OpenAI announced a new initiative on Monday designed to assist the open supply group enhance its cybersecurity sport and chase away bugs.
“Patch the Planet,” (which is a not-so-subtle allusion to “Hack the Planet,” the long-lasting catch phrase from the 1995 film Hackers) will see OpenAI staff up with the safety firm Trail of Bits to assist open supply maintainers safe their initiatives.
OpenAI mentioned safety employees from Path of Bits will work straight with open supply maintainers to evaluate potential code points. OpenAI’s safety instruments — like Codex Safety — shall be used to help within the course of.
“Many maintainers are already being requested to kind by means of extra studies, extra shortly, with the identical restricted time and sources,” OpenAI mentioned Monday. “Patch the Planet is constructed to cut back that burden, not add to it: safety engineers evaluate findings earlier than they attain maintainers, work with initiatives to develop patches and exams, and construct reusable workflows that assist groups proceed enhancing safety after the primary fixes land.”
In different phrases, Path of Bits engineers will perform roughly like code EMTs — there to assist open supply challenge maintainers determine and triage potential points, all supported by OpenAI’s software program.
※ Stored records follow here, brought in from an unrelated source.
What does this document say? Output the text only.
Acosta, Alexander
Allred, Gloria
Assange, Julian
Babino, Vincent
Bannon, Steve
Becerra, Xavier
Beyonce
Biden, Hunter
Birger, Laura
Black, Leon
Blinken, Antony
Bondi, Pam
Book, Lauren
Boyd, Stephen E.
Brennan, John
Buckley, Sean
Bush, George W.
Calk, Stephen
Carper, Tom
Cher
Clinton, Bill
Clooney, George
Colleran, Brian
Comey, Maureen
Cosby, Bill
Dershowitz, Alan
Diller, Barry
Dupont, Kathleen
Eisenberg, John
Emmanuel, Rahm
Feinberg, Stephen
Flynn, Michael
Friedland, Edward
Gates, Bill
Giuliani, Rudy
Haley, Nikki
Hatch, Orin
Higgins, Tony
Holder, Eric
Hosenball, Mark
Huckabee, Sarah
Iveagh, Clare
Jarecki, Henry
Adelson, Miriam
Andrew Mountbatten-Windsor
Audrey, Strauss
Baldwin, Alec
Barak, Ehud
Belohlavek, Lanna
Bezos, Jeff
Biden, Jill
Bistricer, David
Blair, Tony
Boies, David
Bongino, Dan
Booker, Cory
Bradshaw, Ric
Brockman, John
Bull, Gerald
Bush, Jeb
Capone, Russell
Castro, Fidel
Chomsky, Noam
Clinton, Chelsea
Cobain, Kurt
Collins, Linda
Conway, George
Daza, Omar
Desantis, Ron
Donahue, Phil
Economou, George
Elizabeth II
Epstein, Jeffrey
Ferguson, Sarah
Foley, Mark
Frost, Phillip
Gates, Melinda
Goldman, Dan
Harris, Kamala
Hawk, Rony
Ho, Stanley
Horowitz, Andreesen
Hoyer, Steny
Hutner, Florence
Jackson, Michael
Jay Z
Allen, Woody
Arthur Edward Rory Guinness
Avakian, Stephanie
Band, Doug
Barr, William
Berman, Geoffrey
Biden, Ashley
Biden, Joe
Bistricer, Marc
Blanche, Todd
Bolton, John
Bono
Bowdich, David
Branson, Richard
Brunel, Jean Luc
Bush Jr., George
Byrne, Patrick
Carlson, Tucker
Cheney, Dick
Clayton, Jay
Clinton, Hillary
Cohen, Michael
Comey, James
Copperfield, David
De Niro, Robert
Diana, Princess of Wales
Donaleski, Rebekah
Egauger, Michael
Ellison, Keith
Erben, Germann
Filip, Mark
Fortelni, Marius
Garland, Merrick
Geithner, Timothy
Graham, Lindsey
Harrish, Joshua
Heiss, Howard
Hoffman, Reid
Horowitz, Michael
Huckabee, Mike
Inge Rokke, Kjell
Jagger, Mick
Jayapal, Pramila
It appears like an bold challenge, and it’s considerably unclear the way it will perform in the long run, or the way it plans to scale up (if in any respect).
Open supply initiatives are the digital bedrock upon which the industrial software program trade rests, however, sadly, because of the decentralized and poorly monitored construction of that ecosystem, a lot of the software program is insecure. Bugs in open-source initiatives can flip into main issues for industrial codebases. The log4j debacle from a number of years in the past — when a foul vulnerability was found in a extensively used open supply utility — is an effective instance.
A lot of the priority surrounding instruments like Mythos (Anthropic’s extremely publicized safety instrument) appears to stem from the truth that AI can now robotically determine present bugs inside codebases and set about creating exploits for them. Whereas the automation of cybercrime just isn’t new, these instruments undoubtedly have the potential to make it considerably extra handy for unhealthy actors.
OpenAI is popping that system on its head by utilizing AI to assist the open supply group higher defend itself. It’s exhausting to not learn it as a aggressive swipe at Anthropic, whereas additionally recognizing that it’s one thing the open supply group desperately wants.
Once you buy by means of hyperlinks in our articles, we may earn a small commission. This doesn’t have an effect on our editorial independence.